Justice Sonia Sotomayor wrote a concurring opinion emphasizing that given "the well-documented and serious risks flavored e-cigarette products pose to youth, it should have come as no surprise that applicants would need to submit rigorous scientific evidence showing that the benefits of their products would outweigh those risks."
Ongoing Legal Proceedings
While largely upholding the FDA's position, the Supreme Court did remand one aspect of the case back to the 5th Circuit for further consideration. The appeals court will need to determine whether the FDA's decision not to consider marketing plans—which it had initially described as "critical"—constituted a legal error requiring further agency review.
Eric Heyer, representing the vaping industry, expressed disappointment with the decision but affirmed that the companies "continue to believe in the great harm reduction potential of their products for cigarette smokers." He indicated that the fight would continue at the 5th Circuit.
Political and Regulatory Outlook
The ruling comes at a politically significant moment, with the incoming Trump administration potentially taking a different approach to vaping regulation. During his campaign, President-elect Trump vowed to "save vaping," suggesting a possible shift in regulatory stance.
The vaping companies retain the option to reapply for FDA approval, potentially under more favorable administrative conditions. However, industry representatives have expressed concerns about the lengthy application process, with Heyer noting during oral arguments that "they can't afford to wait that out. This was their one shot."
The multi-billion-dollar vaping industry has consistently maintained that its products help adult smokers transition away from more harmful combustible cigarettes, and that flavored options are attractive to adult users as well. However, the FDA and public health advocates have remained concerned about the particular appeal of dessert and fruit-flavored products to younger users.

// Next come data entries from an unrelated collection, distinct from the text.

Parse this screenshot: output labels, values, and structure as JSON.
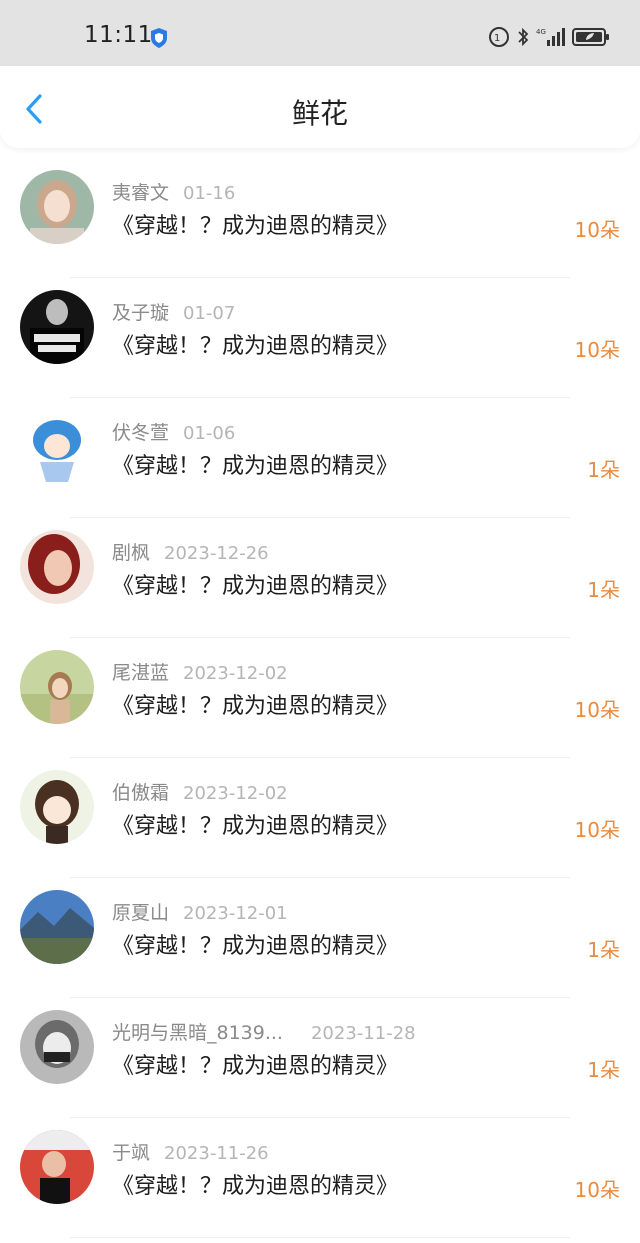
{
  "status": {
    "time": "11:11"
  },
  "header": {
    "title": "鲜花"
  },
  "items": [
    {
      "name": "夷睿文",
      "date": "01-16",
      "book": "《穿越！？成为迪恩的精灵》",
      "count": "10朵",
      "avatar": "avatar-girl-1"
    },
    {
      "name": "及子璇",
      "date": "01-07",
      "book": "《穿越！？成为迪恩的精灵》",
      "count": "10朵",
      "avatar": "avatar-dark-shirt"
    },
    {
      "name": "伏冬萱",
      "date": "01-06",
      "book": "《穿越！？成为迪恩的精灵》",
      "count": "1朵",
      "avatar": "avatar-anime-blue"
    },
    {
      "name": "剧枫",
      "date": "2023-12-26",
      "book": "《穿越！？成为迪恩的精灵》",
      "count": "1朵",
      "avatar": "avatar-redhead"
    },
    {
      "name": "尾湛蓝",
      "date": "2023-12-02",
      "book": "《穿越！？成为迪恩的精灵》",
      "count": "10朵",
      "avatar": "avatar-outdoor-girl"
    },
    {
      "name": "伯傲霜",
      "date": "2023-12-02",
      "book": "《穿越！？成为迪恩的精灵》",
      "count": "10朵",
      "avatar": "avatar-anime-brown"
    },
    {
      "name": "原夏山",
      "date": "2023-12-01",
      "book": "《穿越！？成为迪恩的精灵》",
      "count": "1朵",
      "avatar": "avatar-landscape"
    },
    {
      "name": "光明与黑暗_8139...",
      "date": "2023-11-28",
      "book": "《穿越！？成为迪恩的精灵》",
      "count": "1朵",
      "avatar": "avatar-masked"
    },
    {
      "name": "于飒",
      "date": "2023-11-26",
      "book": "《穿越！？成为迪恩的精灵》",
      "count": "10朵",
      "avatar": "avatar-red-cap"
    }
  ]
}
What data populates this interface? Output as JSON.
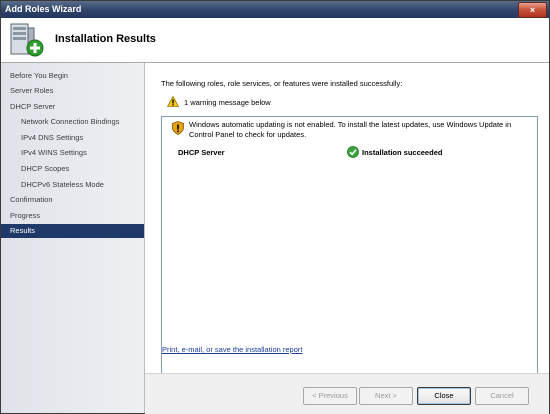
{
  "window": {
    "title": "Add Roles Wizard",
    "close_glyph": "×"
  },
  "header": {
    "title": "Installation Results",
    "icon": "server-add-icon"
  },
  "sidebar": {
    "items": [
      {
        "label": "Before You Begin",
        "level": 0,
        "active": false
      },
      {
        "label": "Server Roles",
        "level": 0,
        "active": false
      },
      {
        "label": "DHCP Server",
        "level": 0,
        "active": false
      },
      {
        "label": "Network Connection Bindings",
        "level": 1,
        "active": false
      },
      {
        "label": "IPv4 DNS Settings",
        "level": 1,
        "active": false
      },
      {
        "label": "IPv4 WINS Settings",
        "level": 1,
        "active": false
      },
      {
        "label": "DHCP Scopes",
        "level": 1,
        "active": false
      },
      {
        "label": "DHCPv6 Stateless Mode",
        "level": 1,
        "active": false
      },
      {
        "label": "Confirmation",
        "level": 0,
        "active": false
      },
      {
        "label": "Progress",
        "level": 0,
        "active": false
      },
      {
        "label": "Results",
        "level": 0,
        "active": true
      }
    ]
  },
  "main": {
    "intro": "The following roles, role services, or features were installed successfully:",
    "warning_summary": "1 warning message below",
    "results": {
      "message": "Windows automatic updating is not enabled. To install the latest updates, use Windows Update in Control Panel to check for updates.",
      "role_name": "DHCP Server",
      "status": "Installation succeeded"
    },
    "report_link": "Print, e-mail, or save the installation report"
  },
  "footer": {
    "previous": "< Previous",
    "next": "Next >",
    "close": "Close",
    "cancel": "Cancel"
  },
  "colors": {
    "active_nav": "#1f3a68",
    "link": "#1a3e9a",
    "titlebar": "#2f4468"
  }
}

Broader Administrative Law Implications
Beyond its impact on the vaping industry, the ruling carries significant implications for administrative law. Justice Alito emphasized that courts reviewing agency actions can only set them aside if they are "arbitrary and capricious" and must "exercise appropriate deference" rather than substituting their own judgment.
The decision clarifies that federal agencies may change positions as long as they "provide a reasoned explanation for the change, display awareness that they are changing position, and consider serious reliance interests."
For now, the FDA's authority to deny marketing applications for flavored vaping products remains intact, potentially affecting millions of products across the rapidly evolving e-cigarette market.